I’ve encountered numerous good definitions of the term–one that I particularly like is that of the Center for Collaborative Education:

Personalized Learning tailors the educational experience for every student by embracing individual strengths, needs, interests, and culture, and elevating student voice and choice to raise engagement and achievement. Personalized learning takes place within the context of educational equity, providing culturally responsive learning environments and equitable educational opportunities for all students.

This is why having a human component in education is so important. Teachers, through a capacity for empathy amplified by years of experience with students, know when students need a hug more than anything else. They can tell that when a student is being disruptive, it’s not because they want to spoil others’ learning, but because it’s a cry for help. Humans are very in tune with one another’s emotions and empathy is sometimes what’s needed more than anything else.

I agree. But, as we’ve seen in medicine, machines are sometimes able to pick up things that people can’t. So why not craft a system that combines both?

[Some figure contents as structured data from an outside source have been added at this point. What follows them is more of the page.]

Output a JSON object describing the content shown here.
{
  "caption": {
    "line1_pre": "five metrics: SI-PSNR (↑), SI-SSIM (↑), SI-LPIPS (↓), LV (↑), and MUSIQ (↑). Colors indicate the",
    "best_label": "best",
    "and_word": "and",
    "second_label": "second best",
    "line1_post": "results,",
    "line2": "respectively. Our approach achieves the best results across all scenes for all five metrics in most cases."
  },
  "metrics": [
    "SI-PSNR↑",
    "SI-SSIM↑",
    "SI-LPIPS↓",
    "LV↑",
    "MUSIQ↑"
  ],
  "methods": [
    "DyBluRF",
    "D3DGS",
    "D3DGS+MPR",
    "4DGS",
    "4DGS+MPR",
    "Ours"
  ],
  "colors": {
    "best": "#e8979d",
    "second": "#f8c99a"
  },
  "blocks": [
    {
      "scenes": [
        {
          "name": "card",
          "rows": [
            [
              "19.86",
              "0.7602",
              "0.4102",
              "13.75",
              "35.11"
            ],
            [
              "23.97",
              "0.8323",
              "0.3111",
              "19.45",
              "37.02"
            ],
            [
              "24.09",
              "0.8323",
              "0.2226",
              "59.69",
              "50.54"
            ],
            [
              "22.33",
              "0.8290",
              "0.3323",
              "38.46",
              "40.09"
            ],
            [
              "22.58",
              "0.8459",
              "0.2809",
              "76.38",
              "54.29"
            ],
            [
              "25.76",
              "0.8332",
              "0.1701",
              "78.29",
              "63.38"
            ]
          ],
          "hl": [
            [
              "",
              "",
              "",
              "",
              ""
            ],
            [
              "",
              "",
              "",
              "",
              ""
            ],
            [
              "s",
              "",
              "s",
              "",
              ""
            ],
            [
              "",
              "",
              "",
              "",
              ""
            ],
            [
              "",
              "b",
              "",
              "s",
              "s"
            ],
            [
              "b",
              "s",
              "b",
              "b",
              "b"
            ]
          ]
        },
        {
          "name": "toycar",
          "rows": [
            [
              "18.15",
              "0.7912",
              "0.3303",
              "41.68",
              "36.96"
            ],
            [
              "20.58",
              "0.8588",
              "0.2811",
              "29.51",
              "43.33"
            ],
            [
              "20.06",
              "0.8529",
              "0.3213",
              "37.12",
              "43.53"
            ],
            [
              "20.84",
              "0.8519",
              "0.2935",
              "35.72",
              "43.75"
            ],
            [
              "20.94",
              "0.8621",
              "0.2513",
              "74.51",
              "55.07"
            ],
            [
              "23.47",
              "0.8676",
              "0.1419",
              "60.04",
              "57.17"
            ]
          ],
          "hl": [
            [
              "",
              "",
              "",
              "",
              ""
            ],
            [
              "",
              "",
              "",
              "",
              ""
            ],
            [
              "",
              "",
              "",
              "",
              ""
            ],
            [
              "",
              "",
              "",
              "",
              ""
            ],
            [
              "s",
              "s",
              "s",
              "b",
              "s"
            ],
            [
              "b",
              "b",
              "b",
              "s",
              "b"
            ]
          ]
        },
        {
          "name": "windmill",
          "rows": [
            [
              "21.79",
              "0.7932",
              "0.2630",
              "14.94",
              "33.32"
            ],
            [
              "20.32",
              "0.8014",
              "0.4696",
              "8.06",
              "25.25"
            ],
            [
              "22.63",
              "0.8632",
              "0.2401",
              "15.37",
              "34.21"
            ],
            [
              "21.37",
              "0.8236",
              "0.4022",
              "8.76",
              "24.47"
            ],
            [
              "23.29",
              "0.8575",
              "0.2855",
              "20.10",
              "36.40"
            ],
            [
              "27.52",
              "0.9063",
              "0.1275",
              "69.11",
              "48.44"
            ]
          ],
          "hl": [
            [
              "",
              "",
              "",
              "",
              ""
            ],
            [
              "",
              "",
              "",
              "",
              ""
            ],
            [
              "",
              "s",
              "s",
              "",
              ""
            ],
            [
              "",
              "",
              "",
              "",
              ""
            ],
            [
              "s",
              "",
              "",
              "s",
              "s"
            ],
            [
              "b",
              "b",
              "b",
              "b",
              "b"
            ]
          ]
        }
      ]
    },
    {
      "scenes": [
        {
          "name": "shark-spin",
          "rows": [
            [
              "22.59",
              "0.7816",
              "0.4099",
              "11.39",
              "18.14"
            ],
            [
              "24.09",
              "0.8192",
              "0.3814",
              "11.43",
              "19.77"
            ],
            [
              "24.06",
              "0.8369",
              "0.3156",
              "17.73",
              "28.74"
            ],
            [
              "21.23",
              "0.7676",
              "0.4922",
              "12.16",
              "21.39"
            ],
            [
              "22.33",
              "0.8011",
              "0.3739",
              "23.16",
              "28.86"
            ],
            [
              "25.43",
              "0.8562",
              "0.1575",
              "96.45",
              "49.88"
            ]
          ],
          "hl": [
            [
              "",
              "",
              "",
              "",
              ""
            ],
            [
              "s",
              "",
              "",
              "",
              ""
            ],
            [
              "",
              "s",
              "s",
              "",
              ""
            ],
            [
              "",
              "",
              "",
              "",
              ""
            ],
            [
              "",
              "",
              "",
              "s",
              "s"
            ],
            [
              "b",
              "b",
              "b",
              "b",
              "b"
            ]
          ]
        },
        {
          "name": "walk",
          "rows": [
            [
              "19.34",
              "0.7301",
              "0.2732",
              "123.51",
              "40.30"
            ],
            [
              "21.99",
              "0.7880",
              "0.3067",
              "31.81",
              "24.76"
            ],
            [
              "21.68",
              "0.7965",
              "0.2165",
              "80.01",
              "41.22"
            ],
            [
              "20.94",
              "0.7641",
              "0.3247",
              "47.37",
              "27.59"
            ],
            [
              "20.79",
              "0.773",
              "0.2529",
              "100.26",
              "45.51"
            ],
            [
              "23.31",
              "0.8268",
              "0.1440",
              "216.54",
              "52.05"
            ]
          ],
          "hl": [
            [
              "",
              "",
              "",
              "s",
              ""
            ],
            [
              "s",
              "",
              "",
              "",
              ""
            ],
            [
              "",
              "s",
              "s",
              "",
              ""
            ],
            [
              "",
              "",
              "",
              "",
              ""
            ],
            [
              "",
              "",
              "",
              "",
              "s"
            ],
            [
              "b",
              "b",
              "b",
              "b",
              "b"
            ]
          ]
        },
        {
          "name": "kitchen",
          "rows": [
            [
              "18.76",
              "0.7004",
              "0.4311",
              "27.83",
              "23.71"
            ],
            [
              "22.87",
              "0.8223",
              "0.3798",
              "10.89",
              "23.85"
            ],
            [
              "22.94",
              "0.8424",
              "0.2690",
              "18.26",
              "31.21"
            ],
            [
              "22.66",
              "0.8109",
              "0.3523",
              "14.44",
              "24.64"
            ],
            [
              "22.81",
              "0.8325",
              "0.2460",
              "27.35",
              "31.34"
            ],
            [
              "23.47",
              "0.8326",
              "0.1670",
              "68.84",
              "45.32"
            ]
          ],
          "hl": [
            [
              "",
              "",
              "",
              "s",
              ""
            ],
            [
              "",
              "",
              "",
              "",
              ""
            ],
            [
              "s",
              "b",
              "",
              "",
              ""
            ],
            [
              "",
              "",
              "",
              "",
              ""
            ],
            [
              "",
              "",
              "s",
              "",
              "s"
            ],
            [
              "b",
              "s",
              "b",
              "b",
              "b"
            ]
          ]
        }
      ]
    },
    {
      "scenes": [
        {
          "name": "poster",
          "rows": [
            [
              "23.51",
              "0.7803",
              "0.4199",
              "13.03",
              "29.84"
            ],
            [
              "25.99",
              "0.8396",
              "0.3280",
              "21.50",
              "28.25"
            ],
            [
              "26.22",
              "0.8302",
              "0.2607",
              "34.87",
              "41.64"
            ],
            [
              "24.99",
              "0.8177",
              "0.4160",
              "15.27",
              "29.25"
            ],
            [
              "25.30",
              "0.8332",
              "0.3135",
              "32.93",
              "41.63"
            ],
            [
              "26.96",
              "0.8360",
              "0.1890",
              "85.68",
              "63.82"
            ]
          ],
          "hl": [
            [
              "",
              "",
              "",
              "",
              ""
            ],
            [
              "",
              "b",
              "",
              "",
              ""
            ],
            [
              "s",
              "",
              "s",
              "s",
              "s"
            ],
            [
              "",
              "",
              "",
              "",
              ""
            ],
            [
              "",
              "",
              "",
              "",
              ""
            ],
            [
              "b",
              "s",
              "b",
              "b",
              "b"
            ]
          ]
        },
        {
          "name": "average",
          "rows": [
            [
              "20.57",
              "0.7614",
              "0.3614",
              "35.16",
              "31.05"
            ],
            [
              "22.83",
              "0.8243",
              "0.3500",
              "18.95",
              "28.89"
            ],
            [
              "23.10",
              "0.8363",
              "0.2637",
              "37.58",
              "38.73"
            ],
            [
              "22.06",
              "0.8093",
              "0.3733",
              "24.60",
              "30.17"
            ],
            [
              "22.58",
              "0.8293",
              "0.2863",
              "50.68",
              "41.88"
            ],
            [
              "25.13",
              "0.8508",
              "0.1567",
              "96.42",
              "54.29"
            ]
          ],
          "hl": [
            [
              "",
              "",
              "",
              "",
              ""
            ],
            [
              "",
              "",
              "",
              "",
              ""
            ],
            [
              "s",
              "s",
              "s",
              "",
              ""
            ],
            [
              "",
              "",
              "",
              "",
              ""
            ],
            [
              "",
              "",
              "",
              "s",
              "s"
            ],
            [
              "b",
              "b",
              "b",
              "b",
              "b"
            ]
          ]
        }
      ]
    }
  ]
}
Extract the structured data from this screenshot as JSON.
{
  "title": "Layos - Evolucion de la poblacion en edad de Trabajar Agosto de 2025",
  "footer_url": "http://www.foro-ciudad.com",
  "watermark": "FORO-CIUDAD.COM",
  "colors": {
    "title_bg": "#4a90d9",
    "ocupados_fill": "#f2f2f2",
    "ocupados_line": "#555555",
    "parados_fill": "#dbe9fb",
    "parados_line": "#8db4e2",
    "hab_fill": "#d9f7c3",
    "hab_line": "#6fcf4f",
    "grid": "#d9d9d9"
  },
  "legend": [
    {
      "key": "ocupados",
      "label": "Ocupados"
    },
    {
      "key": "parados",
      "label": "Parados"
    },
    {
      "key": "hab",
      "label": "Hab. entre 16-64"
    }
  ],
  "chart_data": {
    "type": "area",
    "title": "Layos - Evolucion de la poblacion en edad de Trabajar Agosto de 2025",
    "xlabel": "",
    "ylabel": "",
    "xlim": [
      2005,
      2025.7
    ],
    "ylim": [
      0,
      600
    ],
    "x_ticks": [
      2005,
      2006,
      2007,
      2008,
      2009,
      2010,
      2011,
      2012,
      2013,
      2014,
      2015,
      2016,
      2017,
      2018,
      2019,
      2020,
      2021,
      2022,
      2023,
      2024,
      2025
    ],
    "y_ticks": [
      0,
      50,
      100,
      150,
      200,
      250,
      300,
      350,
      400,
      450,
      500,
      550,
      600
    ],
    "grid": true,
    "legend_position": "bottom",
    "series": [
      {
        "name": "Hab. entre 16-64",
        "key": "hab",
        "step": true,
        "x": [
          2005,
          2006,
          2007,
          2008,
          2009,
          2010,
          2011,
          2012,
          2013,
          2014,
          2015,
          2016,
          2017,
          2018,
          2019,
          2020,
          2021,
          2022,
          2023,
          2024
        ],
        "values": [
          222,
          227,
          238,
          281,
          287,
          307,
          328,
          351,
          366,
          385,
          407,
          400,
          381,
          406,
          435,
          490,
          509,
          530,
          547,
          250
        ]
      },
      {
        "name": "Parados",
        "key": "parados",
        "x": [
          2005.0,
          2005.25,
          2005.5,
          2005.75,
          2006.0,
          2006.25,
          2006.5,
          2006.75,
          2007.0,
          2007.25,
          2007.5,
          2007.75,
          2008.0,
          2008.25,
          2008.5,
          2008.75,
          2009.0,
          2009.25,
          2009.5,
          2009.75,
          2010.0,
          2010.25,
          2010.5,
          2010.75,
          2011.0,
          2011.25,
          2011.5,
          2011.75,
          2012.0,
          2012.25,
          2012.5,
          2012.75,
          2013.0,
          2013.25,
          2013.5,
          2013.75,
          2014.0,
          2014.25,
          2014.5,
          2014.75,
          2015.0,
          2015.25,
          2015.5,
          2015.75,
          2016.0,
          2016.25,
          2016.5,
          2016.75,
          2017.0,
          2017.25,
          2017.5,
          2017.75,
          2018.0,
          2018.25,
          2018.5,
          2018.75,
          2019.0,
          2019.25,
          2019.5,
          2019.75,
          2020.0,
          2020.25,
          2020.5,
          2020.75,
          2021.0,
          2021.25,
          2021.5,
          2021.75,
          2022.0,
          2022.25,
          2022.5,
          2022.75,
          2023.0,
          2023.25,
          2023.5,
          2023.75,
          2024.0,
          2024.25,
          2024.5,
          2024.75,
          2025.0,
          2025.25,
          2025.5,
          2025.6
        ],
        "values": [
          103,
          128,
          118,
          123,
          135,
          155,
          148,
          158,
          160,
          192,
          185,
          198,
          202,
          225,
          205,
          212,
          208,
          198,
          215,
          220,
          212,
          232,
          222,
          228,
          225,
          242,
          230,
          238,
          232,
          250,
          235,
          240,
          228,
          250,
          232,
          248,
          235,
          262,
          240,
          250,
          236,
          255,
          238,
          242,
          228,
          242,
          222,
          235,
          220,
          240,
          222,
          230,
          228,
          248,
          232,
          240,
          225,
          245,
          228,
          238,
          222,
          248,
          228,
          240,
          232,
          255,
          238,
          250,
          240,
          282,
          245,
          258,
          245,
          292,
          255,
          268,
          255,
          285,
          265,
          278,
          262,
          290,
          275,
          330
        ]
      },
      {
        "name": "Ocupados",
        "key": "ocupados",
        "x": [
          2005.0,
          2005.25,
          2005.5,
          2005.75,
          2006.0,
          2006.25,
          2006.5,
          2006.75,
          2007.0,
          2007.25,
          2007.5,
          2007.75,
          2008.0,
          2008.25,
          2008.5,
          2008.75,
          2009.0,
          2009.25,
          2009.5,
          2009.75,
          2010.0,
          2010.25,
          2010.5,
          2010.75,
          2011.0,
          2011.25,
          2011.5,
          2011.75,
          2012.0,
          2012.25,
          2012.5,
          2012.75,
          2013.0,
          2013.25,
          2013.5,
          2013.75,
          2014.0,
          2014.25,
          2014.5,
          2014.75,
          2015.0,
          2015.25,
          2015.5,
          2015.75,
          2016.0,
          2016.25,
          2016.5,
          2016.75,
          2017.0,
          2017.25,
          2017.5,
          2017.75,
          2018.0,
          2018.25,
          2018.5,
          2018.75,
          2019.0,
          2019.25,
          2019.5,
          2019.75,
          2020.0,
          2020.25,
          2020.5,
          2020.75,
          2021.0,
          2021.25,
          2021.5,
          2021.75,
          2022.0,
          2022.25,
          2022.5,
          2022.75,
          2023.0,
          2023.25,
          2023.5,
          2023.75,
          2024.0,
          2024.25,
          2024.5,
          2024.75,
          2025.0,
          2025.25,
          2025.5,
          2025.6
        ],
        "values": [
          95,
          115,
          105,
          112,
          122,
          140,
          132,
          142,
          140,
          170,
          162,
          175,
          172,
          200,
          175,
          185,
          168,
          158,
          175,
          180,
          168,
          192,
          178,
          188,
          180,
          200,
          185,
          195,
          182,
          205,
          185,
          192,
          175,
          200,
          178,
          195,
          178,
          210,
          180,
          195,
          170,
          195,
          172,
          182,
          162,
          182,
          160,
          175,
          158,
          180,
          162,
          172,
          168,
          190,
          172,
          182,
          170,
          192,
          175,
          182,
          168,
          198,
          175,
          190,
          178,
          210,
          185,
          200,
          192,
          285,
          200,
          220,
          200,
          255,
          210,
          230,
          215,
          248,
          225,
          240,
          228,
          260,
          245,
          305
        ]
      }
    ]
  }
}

By now you’re probably asking yourself: why should we bother with technology if it’s not going to help our students learn? I think technology can do this, just not in the way we’re thinking about it currently. And I think that technology can make the biggest impact in science by taking the fear away and replacing it with wonder, making the intangible clear, and speeding up the scientific process.

Kasumovic’s article continues with a non-objectionable description of children as “natural born scientists” before sharing his equally non-objectionable (and arludo-based) “vision of the future of education.”

Both accounts appear to lean to considerable extent on learning being, well, personalized.